Cabe a Violetta Zironi a primeira actuação da noite, no Café Concerto. Unicamente munida da sua guitarra eléctrica, a artista italiana, que se apresenta ao vivo pela segunda vez em dois dias (a primeira aconteceu ontem aquando do showcase da sua residência artística com Captain Boy), serve um concerto muito íntimo, relatando ao público alguns episódios da sua vida e as inspirações que a levaram a escrever as músicas. Este, sempre atento, respondeu com sentidos aplausos no final de cada tema.

“Há muita América dentro da música de Violetta Zironi”, pode ler-se no texto-resumo presente no caderno da programação do festival. E é verdade. Apesar de ser italiana, a artista, que editou o seu primeiro EP no ano passado, Half Moon Lane, cujo tema homónimo foi interpretado na noite de ontem, inspira-se na música norte-americana. Há a tristeza do blues, a simplicidade do country e os ambientes sempre agradáveis da folk. E é nessa linguagem simples que Violetta se expressa, com uma voz melosa e elástica que recupera, sensivelmente a meio do concerto, num momento ao piano, o tema “She’s Always a Woman”, de Billy Joel.

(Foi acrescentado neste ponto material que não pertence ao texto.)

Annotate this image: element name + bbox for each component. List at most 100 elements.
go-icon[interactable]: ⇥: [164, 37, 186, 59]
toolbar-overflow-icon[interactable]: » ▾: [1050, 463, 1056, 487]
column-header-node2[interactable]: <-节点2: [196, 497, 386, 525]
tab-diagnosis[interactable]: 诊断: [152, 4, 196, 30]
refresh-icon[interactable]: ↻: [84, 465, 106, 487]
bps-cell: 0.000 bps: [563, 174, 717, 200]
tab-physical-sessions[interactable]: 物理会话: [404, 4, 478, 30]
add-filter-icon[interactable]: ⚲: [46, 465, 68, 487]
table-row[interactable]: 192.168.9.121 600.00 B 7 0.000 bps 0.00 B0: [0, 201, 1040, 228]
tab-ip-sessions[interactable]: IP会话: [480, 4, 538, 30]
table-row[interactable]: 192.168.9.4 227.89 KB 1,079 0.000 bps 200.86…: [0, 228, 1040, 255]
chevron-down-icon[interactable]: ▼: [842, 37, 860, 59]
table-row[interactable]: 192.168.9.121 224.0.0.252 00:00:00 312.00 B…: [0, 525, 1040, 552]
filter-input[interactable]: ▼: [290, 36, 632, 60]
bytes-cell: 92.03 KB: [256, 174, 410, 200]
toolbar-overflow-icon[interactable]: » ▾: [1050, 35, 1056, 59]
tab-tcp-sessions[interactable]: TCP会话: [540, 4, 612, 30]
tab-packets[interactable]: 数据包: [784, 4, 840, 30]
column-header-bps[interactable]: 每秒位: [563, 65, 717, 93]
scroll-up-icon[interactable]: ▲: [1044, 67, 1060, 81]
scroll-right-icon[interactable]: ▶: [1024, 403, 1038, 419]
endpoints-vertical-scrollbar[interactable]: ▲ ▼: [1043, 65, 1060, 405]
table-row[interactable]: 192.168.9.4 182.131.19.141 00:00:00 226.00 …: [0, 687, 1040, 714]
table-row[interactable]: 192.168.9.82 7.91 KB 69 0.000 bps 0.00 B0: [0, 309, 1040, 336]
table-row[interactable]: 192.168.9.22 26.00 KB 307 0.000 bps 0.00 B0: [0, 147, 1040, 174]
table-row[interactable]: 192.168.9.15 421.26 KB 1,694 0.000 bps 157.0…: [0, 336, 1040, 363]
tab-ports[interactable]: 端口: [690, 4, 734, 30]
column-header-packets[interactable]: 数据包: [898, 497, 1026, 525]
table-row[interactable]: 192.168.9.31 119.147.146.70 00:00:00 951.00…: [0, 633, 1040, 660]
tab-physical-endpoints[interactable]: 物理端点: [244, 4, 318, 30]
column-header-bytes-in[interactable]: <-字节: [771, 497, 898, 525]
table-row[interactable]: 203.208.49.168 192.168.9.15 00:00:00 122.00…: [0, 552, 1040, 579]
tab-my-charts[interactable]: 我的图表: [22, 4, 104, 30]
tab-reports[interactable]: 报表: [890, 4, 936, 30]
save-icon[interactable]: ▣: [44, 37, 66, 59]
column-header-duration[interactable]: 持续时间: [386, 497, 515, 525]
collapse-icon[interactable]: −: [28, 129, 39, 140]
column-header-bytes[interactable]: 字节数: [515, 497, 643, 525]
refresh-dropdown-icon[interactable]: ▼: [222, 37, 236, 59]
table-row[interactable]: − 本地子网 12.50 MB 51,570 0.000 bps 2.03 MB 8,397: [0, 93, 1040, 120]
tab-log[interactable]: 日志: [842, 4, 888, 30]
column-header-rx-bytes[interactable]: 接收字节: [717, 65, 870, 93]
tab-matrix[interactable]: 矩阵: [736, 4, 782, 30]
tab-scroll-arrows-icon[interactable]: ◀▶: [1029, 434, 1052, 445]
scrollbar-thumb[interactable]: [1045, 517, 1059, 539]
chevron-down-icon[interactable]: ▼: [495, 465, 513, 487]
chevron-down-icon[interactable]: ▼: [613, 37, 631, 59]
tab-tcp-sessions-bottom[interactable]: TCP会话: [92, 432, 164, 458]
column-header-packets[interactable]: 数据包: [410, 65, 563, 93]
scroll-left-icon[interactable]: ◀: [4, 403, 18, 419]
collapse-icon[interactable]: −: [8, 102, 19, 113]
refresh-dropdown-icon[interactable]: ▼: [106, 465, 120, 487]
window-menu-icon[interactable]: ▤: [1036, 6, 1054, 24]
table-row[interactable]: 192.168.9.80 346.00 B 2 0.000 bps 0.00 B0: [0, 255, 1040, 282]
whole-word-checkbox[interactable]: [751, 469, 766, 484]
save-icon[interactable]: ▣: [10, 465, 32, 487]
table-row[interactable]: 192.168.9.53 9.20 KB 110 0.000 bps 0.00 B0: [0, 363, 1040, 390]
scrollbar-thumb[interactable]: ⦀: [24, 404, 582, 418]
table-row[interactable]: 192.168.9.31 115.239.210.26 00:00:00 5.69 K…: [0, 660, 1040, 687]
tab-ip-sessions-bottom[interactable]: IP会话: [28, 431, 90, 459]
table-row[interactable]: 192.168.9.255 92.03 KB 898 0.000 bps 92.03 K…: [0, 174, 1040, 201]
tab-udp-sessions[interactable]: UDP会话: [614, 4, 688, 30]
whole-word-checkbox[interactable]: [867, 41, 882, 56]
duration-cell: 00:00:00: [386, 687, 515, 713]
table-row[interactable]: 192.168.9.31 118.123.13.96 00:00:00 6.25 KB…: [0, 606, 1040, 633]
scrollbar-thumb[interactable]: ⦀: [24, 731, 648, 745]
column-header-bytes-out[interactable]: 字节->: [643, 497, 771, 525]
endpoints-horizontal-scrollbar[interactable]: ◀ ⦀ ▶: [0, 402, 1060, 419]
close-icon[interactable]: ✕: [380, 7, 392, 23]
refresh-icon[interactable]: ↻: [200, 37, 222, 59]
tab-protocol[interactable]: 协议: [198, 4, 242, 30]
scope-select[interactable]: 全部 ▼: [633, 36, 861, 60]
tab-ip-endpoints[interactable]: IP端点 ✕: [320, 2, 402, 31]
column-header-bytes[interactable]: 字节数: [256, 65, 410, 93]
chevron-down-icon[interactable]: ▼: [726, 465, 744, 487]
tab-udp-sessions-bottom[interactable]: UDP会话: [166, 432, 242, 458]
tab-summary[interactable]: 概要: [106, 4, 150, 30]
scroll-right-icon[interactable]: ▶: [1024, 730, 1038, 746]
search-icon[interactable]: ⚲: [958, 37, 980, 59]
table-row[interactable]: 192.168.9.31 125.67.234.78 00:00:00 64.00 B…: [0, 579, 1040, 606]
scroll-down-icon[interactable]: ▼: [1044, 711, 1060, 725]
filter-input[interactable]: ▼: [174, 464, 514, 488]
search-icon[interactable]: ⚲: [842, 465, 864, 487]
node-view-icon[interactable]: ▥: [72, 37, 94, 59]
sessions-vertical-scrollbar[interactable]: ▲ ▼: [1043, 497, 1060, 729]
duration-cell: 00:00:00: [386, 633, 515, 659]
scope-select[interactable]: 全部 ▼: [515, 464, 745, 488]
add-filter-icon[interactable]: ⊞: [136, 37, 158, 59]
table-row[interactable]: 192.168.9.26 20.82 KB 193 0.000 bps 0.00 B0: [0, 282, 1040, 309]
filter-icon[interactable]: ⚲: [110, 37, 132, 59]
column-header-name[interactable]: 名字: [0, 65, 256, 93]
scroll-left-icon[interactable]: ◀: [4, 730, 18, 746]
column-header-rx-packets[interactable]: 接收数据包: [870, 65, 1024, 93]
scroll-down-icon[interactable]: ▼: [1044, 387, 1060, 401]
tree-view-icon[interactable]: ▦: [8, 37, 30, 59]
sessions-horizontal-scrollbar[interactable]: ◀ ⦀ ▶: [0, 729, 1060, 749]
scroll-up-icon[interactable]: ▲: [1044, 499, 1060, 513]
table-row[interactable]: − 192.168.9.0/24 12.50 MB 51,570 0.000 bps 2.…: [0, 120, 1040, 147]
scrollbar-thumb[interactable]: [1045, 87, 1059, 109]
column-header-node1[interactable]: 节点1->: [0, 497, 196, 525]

Seguem-se os showcases das residências artísticas. Os primeiros da noite, terceiros do programa, colocaram frente-a-frente, no verdadeiro sentido da palavra, por questões de posição no palco, João Pascoal, dos The Happy Mess, e Lince, projecto a solo de Sofia Ribeiro (We Trust; There Must Be a Place). A apresentação do duo inicia-se com um crescendo de baixo e sintetizador que desemboca, passados uns segundos, numa voraz batida sequenciada (esta é a primeira vez este ano que ouvimos uma bateria, ainda que digital, no Café Concerto). Lince trata das melodias enquanto Pascoal segura a harmonia com o seu baixo – lá mais para a frente, larga o instrumento de cordas e agarra-se a um sintetizador para tocar e manipular filtros, quase sempre focado nas frequências graves, que, por vezes, se transformam em arredondados wobbles.

De ano para ano, a audiência no Café concerto parece aumentar. E é mesmo a meio da actuação do duo português que tomamos essa consciência, mais precisamente quando olhamos em nosso redor e nos inteiramos que os corpos que se balançam ao som da música são mais do dobro daqueles que testemunhámos quando aqui aterrámos da primeira vez.

Por fim, Beatriz Nunes (Portugal) e Mickey (Áustria). Pode-se dizer que o lado mais sério dos showcases abordados este ano foi a antítese completa da conexão entre estes dois projectos, que teve como grande epicentro a boa disposição e, a dada altura, uma pitada de loucura. Dos Mickey, duo que se divide entre guitarra e maquinaria, chegaram-nos vibrações pop, como serviu de exemplo o tema que tinha como refrão “last time I checked the earth was still round”; do lado de Beatriz Nunes, alcança-se uma faceta mais ligada ao tradicional, como é o caso da canção “Aurora tem um Menino”, embebida em loops de voz e batida quase popular.

Na sessão de Talks no Tio Júlio, que aconteceu momentos antes das actuações no Café Concerto, Nuno Saraiva, da AMAEI, dizia que uma das condições das residências no Centro de Criação de Candoso é não haver interferência da indústria (editoras, produtores), para que o processo de criação aconteça da forma mais pura e sem condicionamento externo. Esperemos que continue assim.